Teodoro Martín de Molina

Hasta el 40 de mayo...


“Hasta el 40 de mayo no te quites nunca el sayo”, era uno de los refranes con los que mamá nos prevenía, a lo largo del año, sobre lo que debíamos o no debíamos hacer, de acuerdo con su forma de entender las cosas.
Aquel año, el 40 de mayo se adelantó bastante. Hacía poco que habíamos pasado el día de san Isidro y ya andábamos todos dejándonos los jerséis por todas partes. Por ello mamá nos pidió a Quica y a mí que le ayudásemos a ir preparando el baúl “Mundo” (lo llamábamos así por su inmenso tamaño) para guardar el grueso de la ropa de invierno. Sólo dejábamos alguna rebeca o jersey por si regresaba el fresco de nuevo.
A nosotros nos encantaba ayudar a mamá. Antes de que ella hiciera acto de presencia en los armarios, íbamos sacando los abrigos y los trajes, y, bolsillo a bolsillo, comprobábamos que en ellos no había nada.
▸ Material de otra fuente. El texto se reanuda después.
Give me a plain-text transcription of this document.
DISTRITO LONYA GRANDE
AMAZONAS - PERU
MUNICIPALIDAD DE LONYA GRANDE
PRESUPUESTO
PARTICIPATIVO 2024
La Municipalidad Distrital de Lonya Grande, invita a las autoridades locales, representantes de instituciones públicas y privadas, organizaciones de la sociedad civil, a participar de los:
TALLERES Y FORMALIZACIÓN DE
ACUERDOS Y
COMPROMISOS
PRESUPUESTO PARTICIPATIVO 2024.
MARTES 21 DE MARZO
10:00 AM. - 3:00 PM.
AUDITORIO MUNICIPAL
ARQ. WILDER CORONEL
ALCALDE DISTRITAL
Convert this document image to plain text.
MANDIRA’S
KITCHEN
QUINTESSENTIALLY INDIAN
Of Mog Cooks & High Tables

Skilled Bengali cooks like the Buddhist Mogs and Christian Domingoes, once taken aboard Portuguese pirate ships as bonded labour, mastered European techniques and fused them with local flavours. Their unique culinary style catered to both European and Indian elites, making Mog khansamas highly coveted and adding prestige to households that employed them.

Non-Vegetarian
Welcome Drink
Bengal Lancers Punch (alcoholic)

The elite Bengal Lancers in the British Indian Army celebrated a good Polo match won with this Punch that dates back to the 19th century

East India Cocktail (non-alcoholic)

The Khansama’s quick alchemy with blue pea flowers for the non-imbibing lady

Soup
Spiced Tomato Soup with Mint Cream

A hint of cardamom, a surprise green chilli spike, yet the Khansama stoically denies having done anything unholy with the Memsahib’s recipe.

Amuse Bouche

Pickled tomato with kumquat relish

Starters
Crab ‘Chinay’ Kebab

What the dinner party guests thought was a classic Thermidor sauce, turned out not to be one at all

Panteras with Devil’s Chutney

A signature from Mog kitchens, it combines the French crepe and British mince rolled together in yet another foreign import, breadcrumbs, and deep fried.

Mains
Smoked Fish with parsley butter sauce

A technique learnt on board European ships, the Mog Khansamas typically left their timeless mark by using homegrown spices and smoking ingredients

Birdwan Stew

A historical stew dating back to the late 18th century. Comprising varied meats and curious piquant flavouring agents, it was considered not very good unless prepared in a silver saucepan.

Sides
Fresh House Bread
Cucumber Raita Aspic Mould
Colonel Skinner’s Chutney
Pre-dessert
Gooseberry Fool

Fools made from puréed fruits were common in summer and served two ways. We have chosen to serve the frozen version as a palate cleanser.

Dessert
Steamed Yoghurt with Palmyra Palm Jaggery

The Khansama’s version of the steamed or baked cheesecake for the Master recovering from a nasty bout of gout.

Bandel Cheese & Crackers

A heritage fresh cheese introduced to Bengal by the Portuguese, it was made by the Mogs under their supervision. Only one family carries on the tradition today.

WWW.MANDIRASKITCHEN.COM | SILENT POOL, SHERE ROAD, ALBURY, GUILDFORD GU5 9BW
En realidad, nosotros buscábamos la moneda olvidada por nuestros padres o alguno de los hermanos mayores para, una vez acabado el trabajo, correr a la tienda de la plaza a comprarnos una rueda del delicioso “Bazooka” que traían de Gibraltar las recoveras.
En esa ocasión, la recaudación fue pírrica: solamente conseguimos una moneda de dos reales. Estaba en el fondo de uno de los bolsillos del pantalón del traje que papá usaba los domingos para ir a misa.
La sorpresa gorda nos la llevamos cuando, en el abrigo de lana marrón a cuadros formados por una leve línea beig, descubrimos algo perfectamente envuelto en grueso papel de estraza. El papel y todo lo que lo rodeaba estaba pringoso. La grasa incluso había traspasado la tela del bolsillo. Era un abrigo en desuso a la espera de ser utilizado por mí. Los tres hermanos mayores ya habían “disfrutado” de su uso.
Al desliar el papel nos encontramos con un hermoso chorizo de los que mamá guardaba en manteca "colorá". Evidentemente, estaba escondido para ser ingerido a hurtadillas en un momento en el que el hambre apretara por aquél que lo había guardado. Debería llevar bastante tiempo en ese lugar, ya estaba enmohecido. Pero ¿quién lo habría puesto allí?
Cuando mamá vio la más que evidente mancha de grasa, pensó por un momento en echarlo a lavar o cambiarle el bolsillo. Me miró de arriba abajo y colocó mis escasos 110 centímetros junto al abrigo; tras la comprobación, optó por enviarlo al ropero parroquial.